In Chapter 5 of God In Search of Man, Abraham Joshua Heschel discusses The Sense of Mystery. Read related posts in this series; A Legacy of Wonder, The Sublime, Ways to His Presence, Philosophy and Religion and God in Search of Man Part I.
All this I have tested by wisdom. I said, “I will be wise,” but it was far from me. That which has been is far off, and deep, very deep; who can find it out? Eccesiastes 7:23-24
Heschel says that Scripture teaches more than just “ultimate wisdom being out of our reach” but a greater idea he calls much more “radical”. What is this “radical” teaching that Scripture alludes to? That everything that is, is more than what we think or perceive it to be. It is “far off and deep, exceedingly deep” according to the writer of Ecclesiastes. Heschel states simply that “Being is mysterious“.

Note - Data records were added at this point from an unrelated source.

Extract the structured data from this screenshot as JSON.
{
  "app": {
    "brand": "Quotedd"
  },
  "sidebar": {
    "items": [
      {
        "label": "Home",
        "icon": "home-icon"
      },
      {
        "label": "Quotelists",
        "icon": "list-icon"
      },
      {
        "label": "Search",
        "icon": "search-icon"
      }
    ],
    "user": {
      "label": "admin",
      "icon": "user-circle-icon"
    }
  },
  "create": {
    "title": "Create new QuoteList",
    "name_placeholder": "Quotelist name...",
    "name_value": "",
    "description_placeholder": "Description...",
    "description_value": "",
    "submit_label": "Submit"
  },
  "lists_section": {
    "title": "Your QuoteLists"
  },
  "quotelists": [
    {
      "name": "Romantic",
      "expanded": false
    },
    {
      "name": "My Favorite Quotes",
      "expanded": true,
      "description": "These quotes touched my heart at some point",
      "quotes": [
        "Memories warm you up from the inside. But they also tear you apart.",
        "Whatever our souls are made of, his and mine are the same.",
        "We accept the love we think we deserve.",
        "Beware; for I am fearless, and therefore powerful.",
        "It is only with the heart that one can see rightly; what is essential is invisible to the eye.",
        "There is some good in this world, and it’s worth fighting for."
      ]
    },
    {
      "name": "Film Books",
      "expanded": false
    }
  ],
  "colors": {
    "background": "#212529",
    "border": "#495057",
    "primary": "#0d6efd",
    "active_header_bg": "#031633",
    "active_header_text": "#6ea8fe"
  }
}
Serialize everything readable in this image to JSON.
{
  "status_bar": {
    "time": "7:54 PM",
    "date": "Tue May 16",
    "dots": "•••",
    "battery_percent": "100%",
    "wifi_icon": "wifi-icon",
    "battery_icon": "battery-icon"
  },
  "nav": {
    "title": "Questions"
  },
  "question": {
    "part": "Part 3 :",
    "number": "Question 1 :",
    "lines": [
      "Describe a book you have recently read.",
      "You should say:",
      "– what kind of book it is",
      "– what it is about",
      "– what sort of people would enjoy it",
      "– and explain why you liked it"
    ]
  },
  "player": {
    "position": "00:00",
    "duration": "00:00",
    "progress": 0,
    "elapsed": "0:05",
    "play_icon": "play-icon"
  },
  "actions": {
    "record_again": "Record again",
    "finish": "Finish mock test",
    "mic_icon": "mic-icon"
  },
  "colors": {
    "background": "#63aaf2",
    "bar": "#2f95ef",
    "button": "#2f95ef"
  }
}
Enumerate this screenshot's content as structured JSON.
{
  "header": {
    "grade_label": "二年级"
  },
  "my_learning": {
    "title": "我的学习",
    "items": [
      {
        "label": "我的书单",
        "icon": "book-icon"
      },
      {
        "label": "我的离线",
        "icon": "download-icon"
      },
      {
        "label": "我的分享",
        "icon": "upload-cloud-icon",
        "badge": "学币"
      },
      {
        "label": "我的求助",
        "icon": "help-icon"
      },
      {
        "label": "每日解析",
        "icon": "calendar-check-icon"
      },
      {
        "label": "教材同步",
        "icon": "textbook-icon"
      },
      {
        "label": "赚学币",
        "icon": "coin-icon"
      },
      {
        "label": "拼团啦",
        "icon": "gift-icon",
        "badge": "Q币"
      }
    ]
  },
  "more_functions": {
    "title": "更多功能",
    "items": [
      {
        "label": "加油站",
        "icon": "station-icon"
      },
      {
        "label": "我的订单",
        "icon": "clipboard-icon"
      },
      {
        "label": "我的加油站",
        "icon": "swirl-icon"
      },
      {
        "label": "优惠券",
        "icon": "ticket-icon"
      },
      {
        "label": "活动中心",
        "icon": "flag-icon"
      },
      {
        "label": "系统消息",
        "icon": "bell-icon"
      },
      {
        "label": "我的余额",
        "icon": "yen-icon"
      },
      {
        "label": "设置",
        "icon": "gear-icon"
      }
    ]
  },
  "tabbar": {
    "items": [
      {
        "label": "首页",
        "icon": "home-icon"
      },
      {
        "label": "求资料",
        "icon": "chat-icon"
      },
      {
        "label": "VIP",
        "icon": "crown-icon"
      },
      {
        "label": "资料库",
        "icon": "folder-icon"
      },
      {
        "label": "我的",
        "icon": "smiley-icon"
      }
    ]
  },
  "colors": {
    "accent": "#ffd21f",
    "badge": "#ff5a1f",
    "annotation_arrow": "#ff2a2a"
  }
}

Heschel speaks of the “secret” being at the “core of the apparent; the known is but the obvious aspect of the unknown“. Also, “the deeper we search the nearer we arrive at knowing that we do not know“. These thoughts of ultimate reality are grounded in humility and help to combat the tendency for prideful thinking and ideas in modern skepticism and reason such as “what we account can be accounted for” and “exploring the ways of being will lead us to what, why and where from being originates”, that is apart from where Scripture says it does of course.
“The mystery is not only beyond and away from us. We are involved in it.” What Heschel means by the term mystery is not limited to the spiritual or philosophical sense but in this present world of reality. It is part of our existence and can be experienced as “the essential mystery of being as being, the nature of being God’s creation out of nothing and therefore, something which stands beyond the scope of human comprehension.”
To the choirmaster. Of the Sons of Korah. According to Alamoth.  A Song. – Psalm 46:1
In Hebrew, the word “olam” commonly refers to the world as in the phrase “olam haba” i.e. the World to Come. The Hebrew root word for “olam” is “alam” which means to hide or conceal. Heschel says “the world is itself hiddenness; its essence is a mystery” and “the world is something we apprehend but cannot comprehend.” It is with this line of thought that Heschel speaks of a Midrash (teaching) on the word “alamoth” such as used in Psalm 46:1. Usually this word “alamoth” is simply regarded as a “musical or liturgical term”, but Heschel says that it teaches “hidden are the things that we see; we do not know what we see.”
Surely I am too stupid to be a man. I have not the understanding of a man. 3 I have not learned wisdom, nor have I knowledge of the Holy One. 4 Who has ascended to heaven and come down? Who has gathered the wind in his fists? Who has wrapped up the waters in a garment? Who has established all the ends of the earth? What is his name, and what is his son’s name? Surely you know! – Proverbs 30:2-4
Ultimately this mystery that we are involved in and the world depends on is known and knowable while at the same time it is unknown and unknowable, it is the Mystery of the Universe – that is God Himself! We have not complete understanding yet we do know His Son’s name – Yeshua Ha Mashiach (Jesus the Messiah)! Enjoy being part of the Mystery!
May grace and shalom be multiplied upon you in the name of Yeshua the Messiah!